Sementara itu, anggapan bahwa Himmah NW adalah organisasi doktriner bukanlah sesuatu yang harus ditolak secara reaksioner. Setiap organisasi tentu memiliki prinsip dasar yang mengikat anggotanya. Tetapi menjadi doktriner tidak identik dengan menjadi hegemonik —suatu komunitas dengan "kesadaran buatan" sebagaimana digambarkan Marx dan Gramsci. Himmah NW memiliki basis nilai yang kokoh, tetapi tidak (dan tidak boleh) menjadi ruang tirani kebenaran tunggal. Organisasi ini harus tetap membuka ruang kontestasi pemikiran di dalam doktrin, dan menjunjung akal sehat sebagai instrumen bermartabat dalam memahami kebenaran.

Nietzsche suatu ketika menulis, "_Convictions are more dangerous enemies of truth than lies_", Maka keyakinan pun harus disertai keterbukaan. Dogma pun harus disertai perenungan. Himmah NW harus mampu menjadi organisasi yang membentuk loyalis berpikir, bukan sekadar pengikut yang setia namun pasif.

Di usia yang ke-59 ini, Himmah NW tidak hanya ditantang untuk mempertahankan eksistensinya, tetapi juga memikul tanggung jawab sejarah.
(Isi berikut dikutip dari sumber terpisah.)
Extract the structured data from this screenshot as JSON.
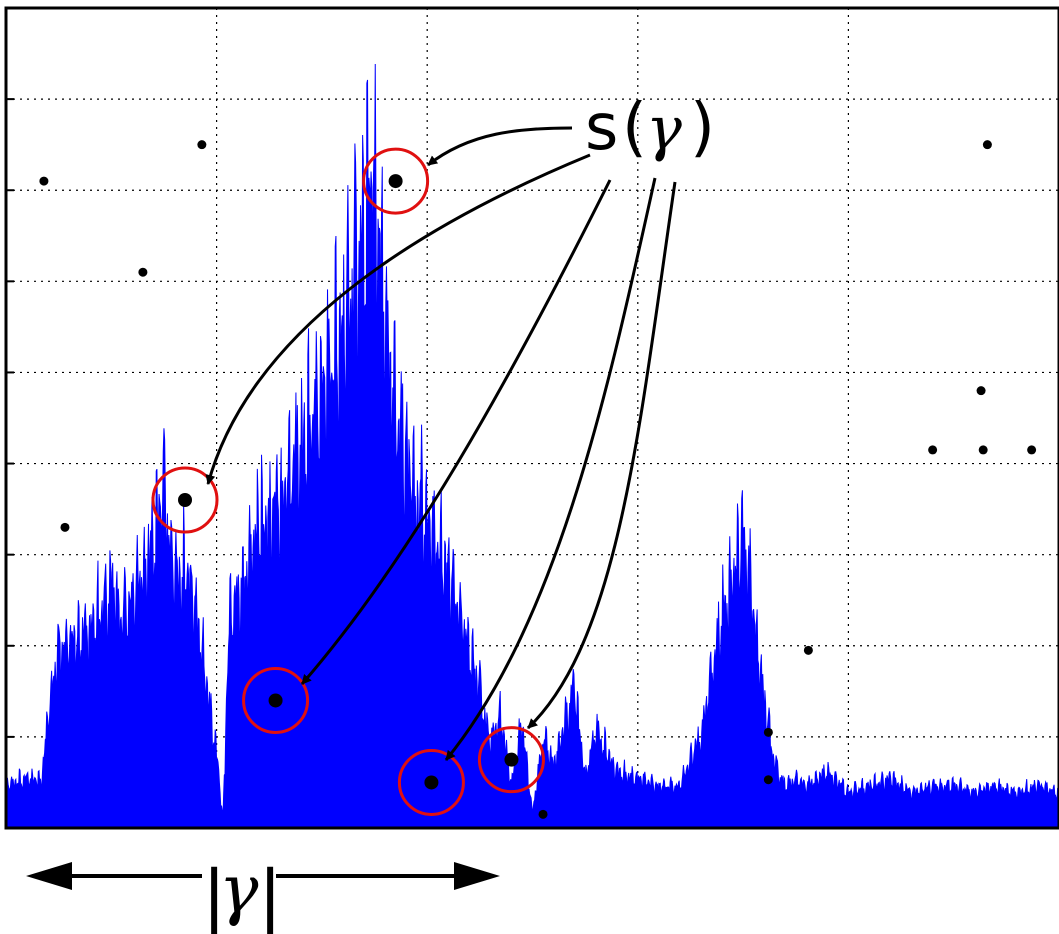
{
  "chart_data": {
    "type": "area",
    "title": "",
    "xlabel": "",
    "ylabel": "",
    "grid": true,
    "xlim": [
      0,
      5
    ],
    "ylim": [
      0,
      9
    ],
    "colors": {
      "spectrum": "#0000ff",
      "circle": "#e01010",
      "point": "#000000",
      "arrow": "#000000",
      "grid": "#000000"
    },
    "spectrum_envelope": {
      "x": [
        0,
        0.1,
        0.17,
        0.2,
        0.25,
        0.35,
        0.45,
        0.5,
        0.55,
        0.6,
        0.65,
        0.7,
        0.75,
        0.8,
        0.85,
        0.9,
        0.95,
        1.0,
        1.03,
        1.06,
        1.1,
        1.2,
        1.3,
        1.4,
        1.5,
        1.6,
        1.7,
        1.75,
        1.8,
        1.82,
        1.85,
        1.9,
        2.0,
        2.1,
        2.2,
        2.3,
        2.35,
        2.4,
        2.45,
        2.5,
        2.55,
        2.6,
        2.7,
        2.75,
        2.8,
        2.9,
        3.0,
        3.1,
        3.2,
        3.3,
        3.35,
        3.4,
        3.45,
        3.5,
        3.53,
        3.56,
        3.6,
        3.65,
        3.7,
        3.75,
        3.8,
        3.85,
        3.9,
        4.0,
        4.1,
        4.2,
        4.3,
        4.4,
        4.5,
        4.6,
        4.7,
        4.8,
        4.9,
        5.0
      ],
      "y": [
        0.6,
        0.7,
        0.7,
        1.6,
        2.5,
        2.7,
        3.0,
        3.5,
        2.9,
        3.2,
        3.6,
        4.1,
        4.8,
        3.5,
        3.6,
        3.2,
        2.1,
        1.1,
        0.1,
        3.0,
        3.2,
        4.3,
        4.6,
        5.4,
        6.1,
        7.0,
        8.5,
        9.2,
        7.4,
        6.6,
        6.0,
        5.2,
        4.4,
        3.6,
        2.6,
        1.2,
        1.6,
        0.6,
        1.5,
        0.2,
        1.3,
        0.9,
        2.0,
        0.7,
        1.4,
        0.8,
        0.7,
        0.6,
        0.6,
        1.3,
        2.2,
        3.0,
        3.5,
        4.1,
        3.6,
        2.8,
        1.8,
        0.9,
        0.6,
        0.7,
        0.6,
        0.7,
        0.8,
        0.5,
        0.6,
        0.7,
        0.5,
        0.6,
        0.6,
        0.5,
        0.6,
        0.5,
        0.6,
        0.5
      ]
    },
    "circled_points": [
      {
        "x": 1.85,
        "y": 7.1
      },
      {
        "x": 0.85,
        "y": 3.6
      },
      {
        "x": 1.28,
        "y": 1.4
      },
      {
        "x": 2.02,
        "y": 0.5
      },
      {
        "x": 2.4,
        "y": 0.75
      }
    ],
    "scatter_points": [
      {
        "x": 0.18,
        "y": 7.1
      },
      {
        "x": 0.93,
        "y": 7.5
      },
      {
        "x": 0.65,
        "y": 6.1
      },
      {
        "x": 0.28,
        "y": 3.3
      },
      {
        "x": 2.55,
        "y": 0.15
      },
      {
        "x": 3.62,
        "y": 1.05
      },
      {
        "x": 3.62,
        "y": 0.53
      },
      {
        "x": 3.81,
        "y": 1.95
      },
      {
        "x": 4.63,
        "y": 4.8
      },
      {
        "x": 4.87,
        "y": 4.15
      },
      {
        "x": 4.64,
        "y": 4.15
      },
      {
        "x": 4.4,
        "y": 4.15
      },
      {
        "x": 4.66,
        "y": 7.5
      }
    ]
  },
  "annotations": {
    "s_label": "s",
    "s_arg": "γ",
    "s_open": "(",
    "s_close": ")",
    "width_label": "γ",
    "width_bar_left": "|",
    "width_bar_right": "|"
  }
}
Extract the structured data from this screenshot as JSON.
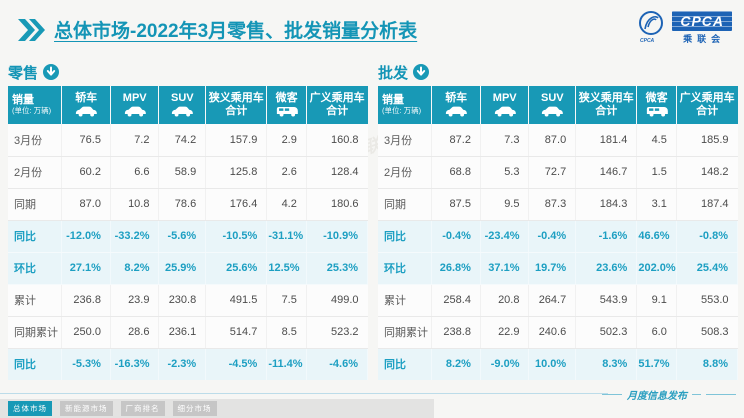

Tugas-tugas mengawal transformasi, menjaga kebebasan berpikir dan mengupayakan moderatisme bukanlah kemewahan retoris; ia adalah perjuangan berat dan sunyi yang kerap dibayar mahal. Saya sendiri sering dianggap “antek tradisi bermuka liberal”, atau “moderat di muka nyongklok di belakang”, sebab sebagian kader tidak memahami betapa beratnya mengupayakan Himmah NW ini menjadi oase nalar di tengah padang pasir seremonial, menjadi ruang egaliter di tengah hirarki yang kian mapan, dan menjadi penjaga ideologis tanpa berubah menjadi penjara pemikiran. Namun demikian, yakinlah bahwa perjuangan belum sepenuhnya hilang, dan Himmah NW belum menjadi artefak dari masa lalu yang membatu.

Kita tentu tidak mendambakan Himmah NW menjadi bangunan tua yang hanya dikenang dalam pidato-pidato peringatan. Kita ingin ia tetap hidup sebagai gerakan: lentur, cerdas, dan tajam. Bukan karena ia mengabdi pada masa lalu, tetapi karena ia terus menyala menuju masa depan. Wallahu a’lam.